Of course, the above problems must be solved while the bridge contract has significantly less computational resources than the off-chain system and thus the bridge cannot naively re-execute all transactions in real-time. Otherwise, it is not a scalability solution.
Solving the above problems can lead us down a rabbit hole. This is the world of on-chain challenges, fraud proofs, validity proofs, posting transaction data to the layer-1 blockchain (rollups) and on-chain exodus.
While our article does not focus on the spectrum of solutions, we highlight that all solutions are not equal. Some soon to be deployed layer-2 protocols will not satisfy the above security goals. As a result, it is not fair to say they are layer-2 protocols as they lack a layer-2 bridge.
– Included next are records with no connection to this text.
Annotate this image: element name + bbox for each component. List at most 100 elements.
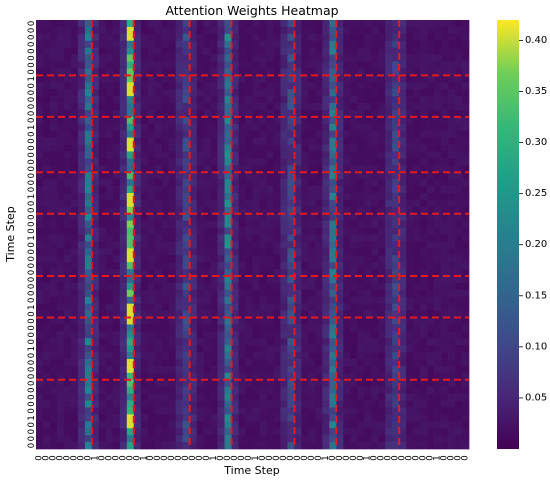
heatmap-cell — [56, 33, 65, 42]
heatmap-cell — [238, 192, 246, 201]
heatmap-cell — [350, 352, 358, 360]
heatmap-cell — [357, 324, 365, 332]
heatmap-cell — [168, 282, 177, 291]
colorbar — [497, 20, 519, 449]
heatmap-cell — [112, 54, 121, 62]
heatmap-cell — [175, 241, 184, 249]
heatmap-cell — [378, 33, 386, 42]
heatmap-cell — [294, 435, 302, 443]
heatmap-cell — [119, 103, 128, 111]
col-tick-label: 0 — [111, 455, 121, 460]
heatmap-cell — [168, 241, 177, 249]
heatmap-cell — [406, 365, 414, 374]
heatmap-cell — [154, 303, 163, 311]
heatmap-cell — [175, 213, 184, 222]
heatmap-cell — [322, 165, 330, 173]
heatmap-cell — [133, 206, 142, 215]
heatmap-cell — [259, 379, 267, 388]
heatmap-cell — [238, 303, 246, 311]
heatmap-cell — [385, 123, 393, 132]
heatmap-cell — [70, 428, 79, 436]
heatmap-cell — [343, 421, 351, 429]
heatmap-cell — [36, 123, 44, 132]
heatmap-cell — [259, 269, 267, 277]
heatmap-cell — [406, 442, 414, 450]
heatmap-cell — [287, 137, 295, 145]
heatmap-cell — [336, 54, 344, 62]
heatmap-cell — [98, 359, 107, 367]
heatmap-cell — [91, 151, 100, 159]
heatmap-cell — [364, 47, 372, 55]
heatmap-cell — [343, 262, 351, 270]
heatmap-cell — [343, 47, 351, 55]
heatmap-cell — [266, 20, 274, 28]
heatmap-cell — [231, 137, 239, 145]
heatmap-cell — [231, 407, 239, 415]
heatmap-cell — [385, 262, 393, 270]
heatmap-cell — [217, 109, 225, 118]
heatmap-cell — [462, 248, 470, 256]
heatmap-cell — [238, 158, 246, 166]
heatmap-cell — [259, 47, 267, 55]
heatmap-cell — [161, 296, 170, 305]
heatmap-cell — [455, 372, 463, 381]
heatmap-cell — [315, 234, 323, 242]
heatmap-cell — [343, 338, 351, 346]
heatmap-cell — [84, 379, 93, 388]
heatmap-cell — [203, 310, 211, 318]
heatmap-cell — [147, 33, 156, 42]
heatmap-cell — [56, 352, 65, 360]
heatmap-cell — [301, 324, 309, 332]
heatmap-cell — [119, 192, 128, 201]
heatmap-cell — [77, 414, 86, 422]
row-tick-label: 0 — [27, 208, 37, 213]
heatmap-cell — [182, 282, 190, 291]
heatmap-cell — [112, 282, 121, 291]
heatmap-cell — [147, 303, 156, 311]
heatmap-cell — [434, 116, 442, 125]
heatmap-cell — [161, 137, 170, 145]
heatmap-cell — [350, 414, 358, 422]
heatmap-cell — [91, 206, 100, 215]
heatmap-cell — [42, 220, 51, 228]
heatmap-cell — [357, 172, 365, 180]
heatmap-cell — [168, 54, 177, 62]
heatmap-cell — [287, 151, 295, 159]
heatmap-cell — [70, 324, 79, 332]
heatmap-cell — [133, 310, 142, 318]
heatmap-cell — [84, 137, 93, 145]
heatmap-cell — [105, 109, 114, 118]
heatmap-cell — [105, 103, 114, 111]
heatmap-cell — [350, 151, 358, 159]
heatmap-cell — [245, 130, 253, 138]
heatmap-cell — [280, 303, 288, 311]
heatmap-cell — [84, 199, 93, 208]
heatmap-cell — [385, 310, 393, 318]
heatmap-cell — [385, 103, 393, 111]
heatmap-cell — [357, 206, 365, 215]
heatmap-cell — [210, 109, 218, 118]
heatmap-cell — [175, 428, 184, 436]
heatmap-cell — [308, 54, 316, 62]
heatmap-cell — [98, 186, 107, 194]
heatmap-cell — [168, 407, 177, 415]
heatmap-cell — [399, 262, 407, 270]
heatmap-cell — [168, 47, 177, 55]
heatmap-cell — [378, 47, 386, 55]
heatmap-cell — [196, 40, 204, 49]
heatmap-cell — [294, 324, 302, 332]
heatmap-cell — [427, 192, 435, 201]
heatmap-cell — [63, 317, 72, 325]
heatmap-cell — [161, 33, 170, 42]
heatmap-cell — [287, 96, 295, 104]
heatmap-cell — [77, 54, 86, 62]
heatmap-cell — [378, 96, 386, 104]
heatmap-cell — [112, 192, 121, 201]
heatmap-cell — [357, 414, 365, 422]
col-tick-label: 0 — [342, 455, 352, 460]
heatmap-cell — [357, 199, 365, 208]
heatmap-cell — [196, 365, 204, 374]
heatmap-cell — [266, 75, 274, 83]
heatmap-cell — [119, 296, 128, 305]
heatmap-cell — [273, 123, 281, 132]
None of the four bridges are “wrong”
As we have seen throughout the article, there are four types of bridges that allow funds to be locked in one blockchain and for the funds to be represented in another off-chain system (that may very well be another blockchain).
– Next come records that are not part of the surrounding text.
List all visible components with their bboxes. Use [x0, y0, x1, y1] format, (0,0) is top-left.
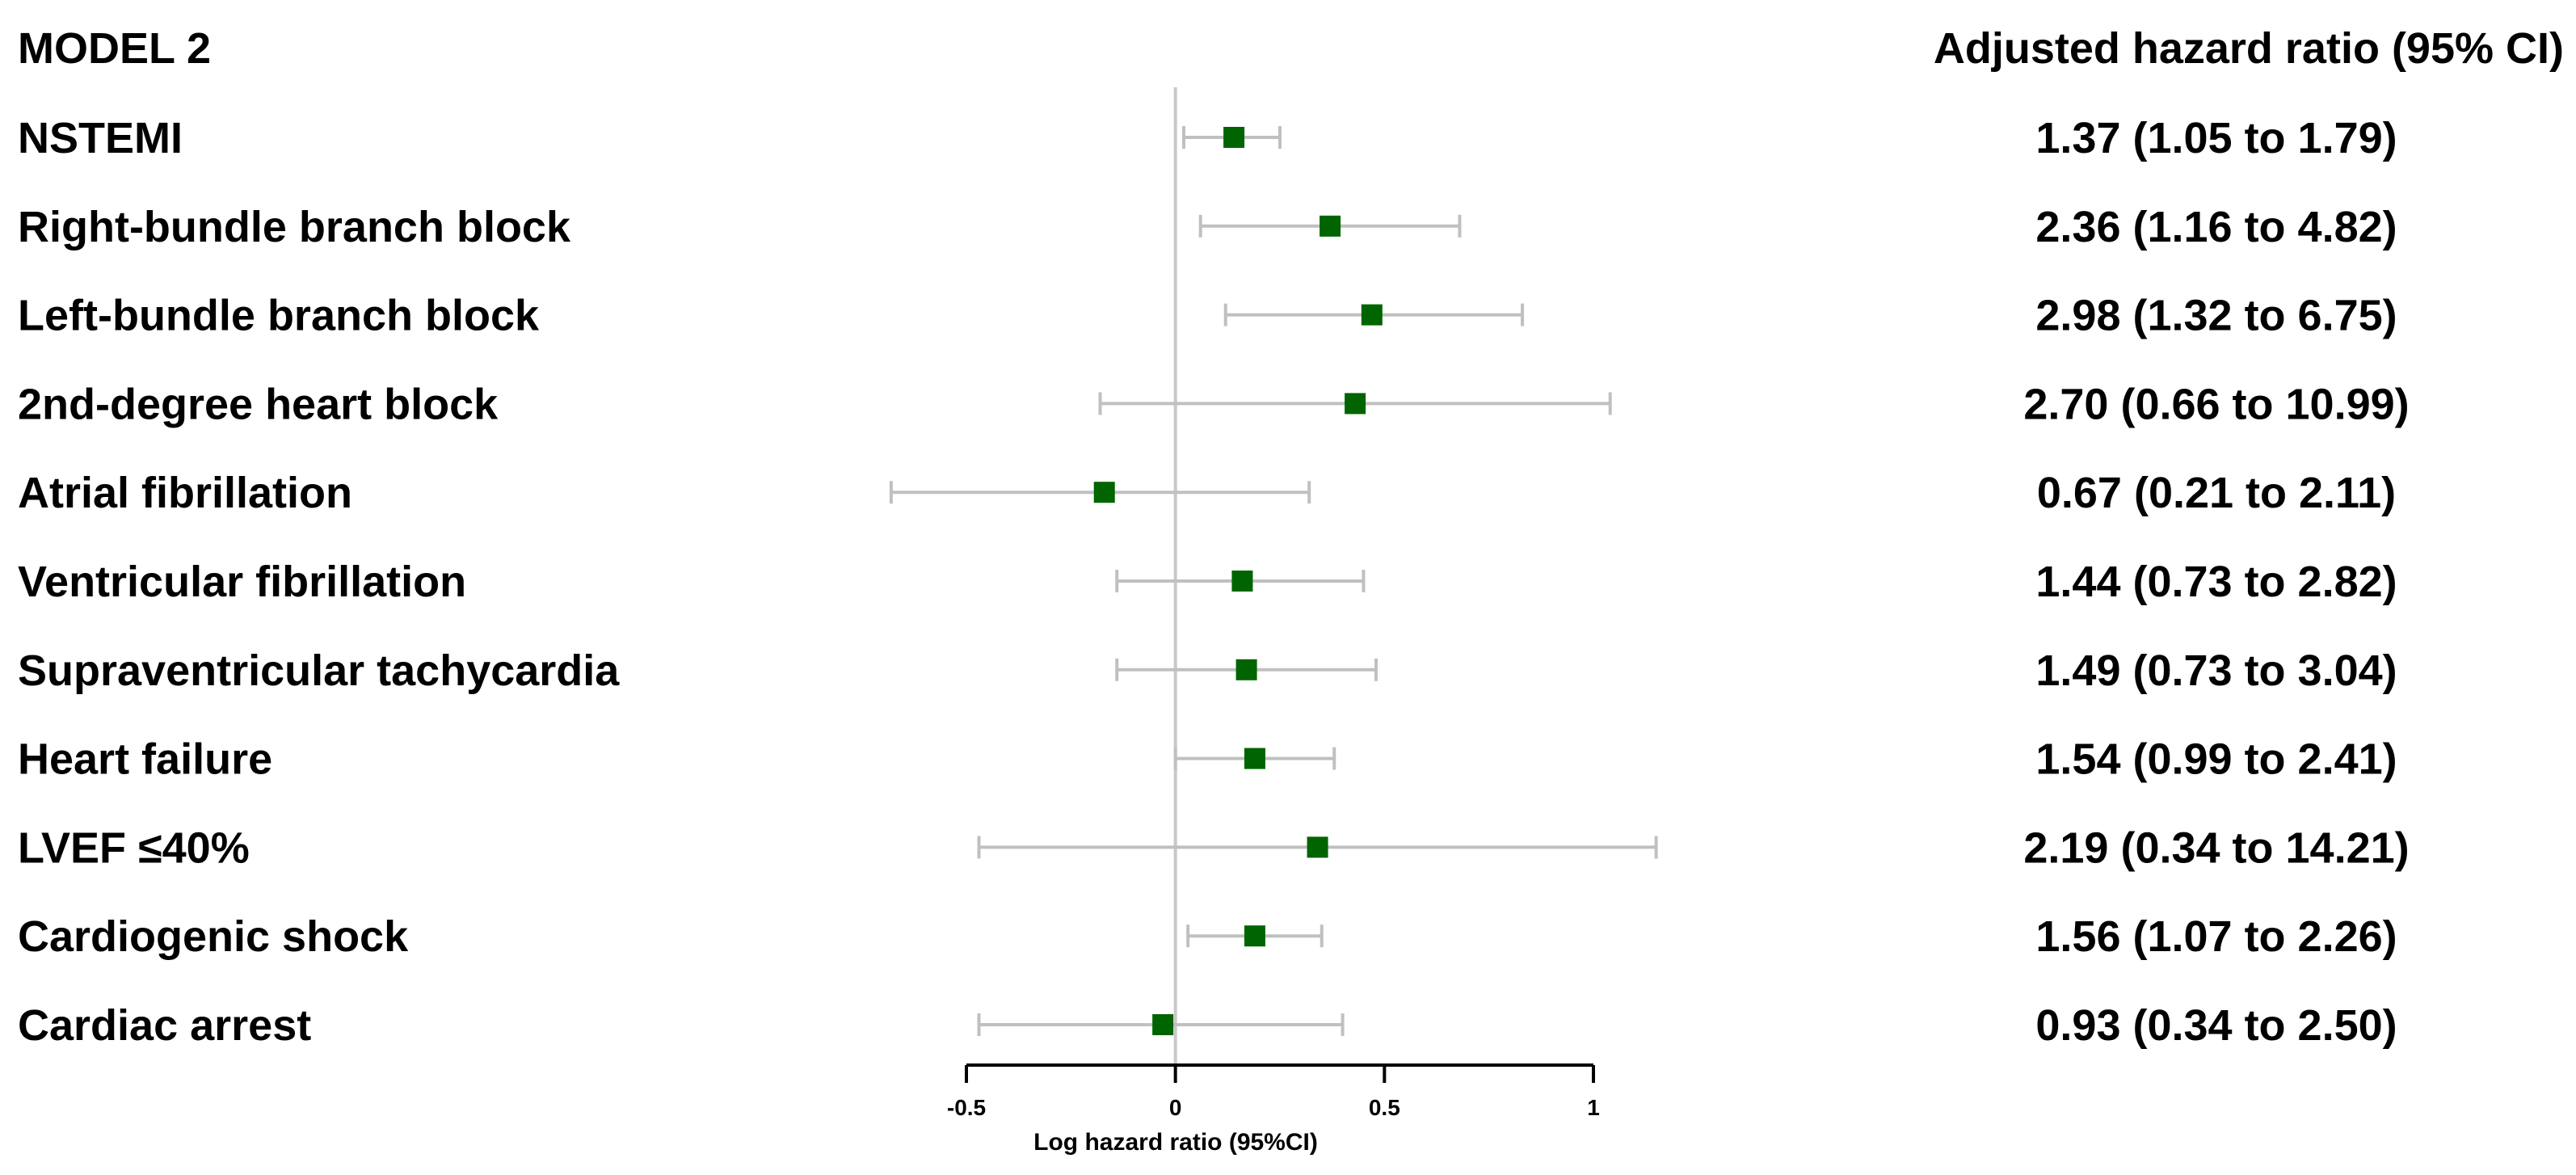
forest-row: Atrial fibrillation 0.67 (0.21 to 2.11)	[18, 469, 2396, 517]
forest-row: Left-bundle branch block 2.98 (1.32 to 6.…	[18, 292, 2397, 340]
forest-row: NSTEMI 1.37 (1.05 to 1.79)	[18, 114, 2397, 162]
value-column-header: Adjusted hazard ratio (95% CI)	[1934, 24, 2564, 73]
forest-row: Right-bundle branch block 2.36 (1.16 to 4…	[18, 203, 2397, 251]
x-axis-ticks: -0.5 0 0.5 1	[947, 1065, 1600, 1120]
forest-row: Heart failure 1.54 (0.99 to 2.41)	[18, 735, 2397, 784]
point-estimate	[1093, 482, 1115, 503]
point-estimate	[1231, 571, 1253, 592]
model-label: MODEL 2	[18, 24, 211, 73]
row-label: NSTEMI	[18, 114, 183, 162]
row-label: Ventricular fibrillation	[18, 558, 466, 606]
row-label: Cardiogenic shock	[18, 912, 409, 961]
forest-row: Ventricular fibrillation 1.44 (0.73 to 2.…	[18, 558, 2397, 606]
point-estimate	[1235, 659, 1257, 680]
point-estimate	[1345, 393, 1366, 415]
forest-row: 2nd-degree heart block 2.70 (0.66 to 10.9…	[18, 380, 2410, 428]
plot-area: -0.5 0 0.5 1 NSTEMI 1.37 (1.05 to 1.79) Right…	[18, 87, 2410, 1120]
x-tick-label: 0	[1169, 1095, 1182, 1120]
point-estimate	[1152, 1014, 1174, 1035]
row-value: 1.49 (0.73 to 3.04)	[2035, 646, 2397, 695]
row-label: LVEF ≤40%	[18, 823, 250, 872]
row-value: 2.70 (0.66 to 10.99)	[2023, 380, 2409, 428]
forest-row: Supraventricular tachycardia 1.49 (0.73 t…	[18, 646, 2397, 695]
forest-row: Cardiac arrest 0.93 (0.34 to 2.50)	[18, 1001, 2397, 1050]
row-value: 0.67 (0.21 to 2.11)	[2037, 469, 2396, 517]
row-value: 2.36 (1.16 to 4.82)	[2035, 203, 2397, 251]
row-label: Atrial fibrillation	[18, 469, 352, 517]
point-estimate	[1244, 925, 1265, 947]
row-label: 2nd-degree heart block	[18, 380, 499, 428]
row-value: 1.37 (1.05 to 1.79)	[2035, 114, 2397, 162]
forest-rows: NSTEMI 1.37 (1.05 to 1.79) Right-bundle br…	[18, 114, 2410, 1050]
row-value: 2.98 (1.32 to 6.75)	[2035, 292, 2397, 340]
point-estimate	[1223, 127, 1245, 148]
row-label: Cardiac arrest	[18, 1001, 311, 1050]
x-axis-label: Log hazard ratio (95%CI)	[1033, 1129, 1318, 1156]
row-value: 2.19 (0.34 to 14.21)	[2023, 823, 2409, 872]
row-value: 1.56 (1.07 to 2.26)	[2035, 912, 2397, 961]
x-tick-label: -0.5	[947, 1095, 986, 1120]
row-label: Left-bundle branch block	[18, 292, 540, 340]
row-value: 1.44 (0.73 to 2.82)	[2035, 558, 2397, 606]
point-estimate	[1361, 304, 1383, 326]
forest-row: LVEF ≤40% 2.19 (0.34 to 14.21)	[18, 823, 2410, 872]
forest-row: Cardiogenic shock 1.56 (1.07 to 2.26)	[18, 912, 2397, 961]
row-label: Heart failure	[18, 735, 272, 784]
row-label: Right-bundle branch block	[18, 203, 571, 251]
row-value: 0.93 (0.34 to 2.50)	[2035, 1001, 2397, 1050]
row-label: Supraventricular tachycardia	[18, 646, 620, 695]
x-tick-label: 1	[1587, 1095, 1600, 1120]
point-estimate	[1320, 215, 1341, 237]
x-tick-label: 0.5	[1369, 1095, 1400, 1120]
point-estimate	[1244, 748, 1265, 769]
row-value: 1.54 (0.99 to 2.41)	[2035, 735, 2397, 784]
point-estimate	[1307, 836, 1328, 858]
Custodian bridges. The first three bridges focus on which set of custodians have control over the locked funds. The custodian’s role is to verify the off-chain system is correct before permitting any withdrawals from the bridge. It is assumed the off-chain system’s integrity is a client-side problem and the custodians have sufficient computational resources to process it. While there is work to reduce the role of the custodian and to introduce crypto-economic incentives to encourage custodians to follow the protocol, the bridge protocols cannot fully constrain the custodians. There are several examples of bridges who have lost user funds (e.g., MtGo) and this is because the integrity of the bridge ultimately relies upon human trust.
Layer-2 bridges. The bridge replaces the role of custodians for holding custody of the funds and checking the off-chain system’s integrity. At the heart of the problem, the bridge must be convinced the off-chain system is not compromised while it lacks the computational resources to independently check every transaction (otherwise, it is not a scalability solution). Alongside the non-trivial technical challenges this poses, it does not come for free. There is an on-going financial cost to convince the layer-1 blockchain that the off-chain system is indeed well-formed and its integrity is intact. However, the bridge ultimately has custody of the funds and not the off-chain system operators.
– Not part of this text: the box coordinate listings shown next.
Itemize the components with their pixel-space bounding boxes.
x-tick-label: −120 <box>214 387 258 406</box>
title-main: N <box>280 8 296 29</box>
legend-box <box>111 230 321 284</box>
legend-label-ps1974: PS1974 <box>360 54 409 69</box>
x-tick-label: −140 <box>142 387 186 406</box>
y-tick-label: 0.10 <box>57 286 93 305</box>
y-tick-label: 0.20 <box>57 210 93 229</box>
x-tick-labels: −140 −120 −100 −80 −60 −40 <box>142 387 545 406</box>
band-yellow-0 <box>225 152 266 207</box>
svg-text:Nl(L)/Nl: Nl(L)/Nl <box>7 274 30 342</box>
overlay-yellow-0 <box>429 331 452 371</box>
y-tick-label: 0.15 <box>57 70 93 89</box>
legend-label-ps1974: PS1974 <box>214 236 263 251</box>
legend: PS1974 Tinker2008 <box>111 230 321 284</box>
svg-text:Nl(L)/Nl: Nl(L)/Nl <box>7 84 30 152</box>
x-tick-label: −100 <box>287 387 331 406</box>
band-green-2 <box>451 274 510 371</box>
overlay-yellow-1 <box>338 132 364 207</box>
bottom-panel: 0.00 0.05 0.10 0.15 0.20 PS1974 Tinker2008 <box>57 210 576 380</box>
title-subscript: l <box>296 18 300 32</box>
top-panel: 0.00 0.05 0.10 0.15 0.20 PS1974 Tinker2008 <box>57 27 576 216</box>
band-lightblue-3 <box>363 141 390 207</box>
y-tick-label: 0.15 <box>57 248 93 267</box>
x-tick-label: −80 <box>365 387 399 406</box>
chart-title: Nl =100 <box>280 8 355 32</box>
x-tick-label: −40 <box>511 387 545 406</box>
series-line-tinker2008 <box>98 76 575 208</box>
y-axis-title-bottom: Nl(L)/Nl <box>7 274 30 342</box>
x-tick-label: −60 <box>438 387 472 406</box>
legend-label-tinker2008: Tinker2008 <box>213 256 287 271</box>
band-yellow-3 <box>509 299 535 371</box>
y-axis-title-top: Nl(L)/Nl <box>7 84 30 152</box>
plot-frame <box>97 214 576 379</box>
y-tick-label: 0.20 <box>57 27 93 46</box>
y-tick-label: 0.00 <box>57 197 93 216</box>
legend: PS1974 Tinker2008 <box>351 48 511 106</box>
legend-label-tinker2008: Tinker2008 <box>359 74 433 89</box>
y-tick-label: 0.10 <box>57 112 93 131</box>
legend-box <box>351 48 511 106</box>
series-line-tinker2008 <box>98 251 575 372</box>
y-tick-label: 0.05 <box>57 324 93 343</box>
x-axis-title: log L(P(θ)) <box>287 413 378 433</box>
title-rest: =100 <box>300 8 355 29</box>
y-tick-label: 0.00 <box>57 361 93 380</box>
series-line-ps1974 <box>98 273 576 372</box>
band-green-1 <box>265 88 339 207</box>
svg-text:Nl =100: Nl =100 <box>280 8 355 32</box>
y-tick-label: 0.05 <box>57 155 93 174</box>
Overall, the jury is still out on whether users really care about layer-2 bridges and whether we should extend the security model of Ethereum onto off-chain systems. Like all things in life, I suspect all four bridges are here to stay as they are essential for user adoption.
My only request is for you, the user, to take care and consider the type of bridge used by your favourite protocol. It is important to better understand how your funds are protected against bad actors.